Intisari-Online.com – Ritual kematian menjadi bagian penting dari agama Suku Maya.
Suku Maya sangat menghormati kematian, karena mereka diajari untuk takut akan hal itu dan sangat berduka atas kematian.
Suku Maya juga percaya bahwa kematina tertentu lebih mulia daripada yang lain.
Suku Maya adalah orang-orang ritualistik, yang sangat menghormati sifat destruktif dewa-dewa mereka.
Maka tak heran bila mereka memiliki banyak tradisi kematian untuk memperingati orang yang baru saja meninggal dan memuja leluhur yang telah lama meninggal.
Orang yang meninggal karena bunuh diri, pengorbanan, komplikasi melahirkan, dan dalam pertempuran, dianggap akan diangkut langsung ke surga.
Sebelum adanya pengaruh Spanyol, mungkin tidak ada ide umum tentang kehidupan setelah kematian.

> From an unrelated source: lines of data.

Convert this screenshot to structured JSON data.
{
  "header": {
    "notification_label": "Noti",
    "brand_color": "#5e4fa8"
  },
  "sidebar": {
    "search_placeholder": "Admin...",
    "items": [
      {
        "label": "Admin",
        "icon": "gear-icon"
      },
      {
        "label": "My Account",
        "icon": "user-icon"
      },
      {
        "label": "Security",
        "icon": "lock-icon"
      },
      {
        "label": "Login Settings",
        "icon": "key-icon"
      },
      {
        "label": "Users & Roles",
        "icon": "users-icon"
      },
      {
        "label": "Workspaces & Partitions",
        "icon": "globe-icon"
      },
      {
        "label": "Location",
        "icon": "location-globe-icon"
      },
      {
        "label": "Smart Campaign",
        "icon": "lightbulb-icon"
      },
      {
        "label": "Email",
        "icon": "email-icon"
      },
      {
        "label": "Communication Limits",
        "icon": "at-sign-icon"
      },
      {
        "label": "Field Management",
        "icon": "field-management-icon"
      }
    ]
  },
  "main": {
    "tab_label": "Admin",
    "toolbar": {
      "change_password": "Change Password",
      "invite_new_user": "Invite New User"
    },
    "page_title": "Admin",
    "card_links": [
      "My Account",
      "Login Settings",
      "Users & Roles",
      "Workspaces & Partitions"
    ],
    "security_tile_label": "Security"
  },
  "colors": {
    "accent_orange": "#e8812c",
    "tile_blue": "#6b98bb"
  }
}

Yucatec Maya percaya bahwa ada rute yang berbeda setelah kematian.
Penemuan pot dari makam Pacal menggambarkan leluhur raja-raja Maya yang tumbuh di bumi seperti pohon buah-buahan dan bersama-sama menciptakan kebun buah-buahan.
Suku Maya memiliki beberapa bentuk pemujaan terhadap leluhur.
Mereka membangun berhala yang berisi abu orang mati dan membawakannya makanan pada hari-hari perayaan, bahkan sebuah kuil juga dibangun di atas sebuah guci.
Pada mereka yang dikorbankan, cara yang paling umum adalah memotong perut, dan mengambil jantung.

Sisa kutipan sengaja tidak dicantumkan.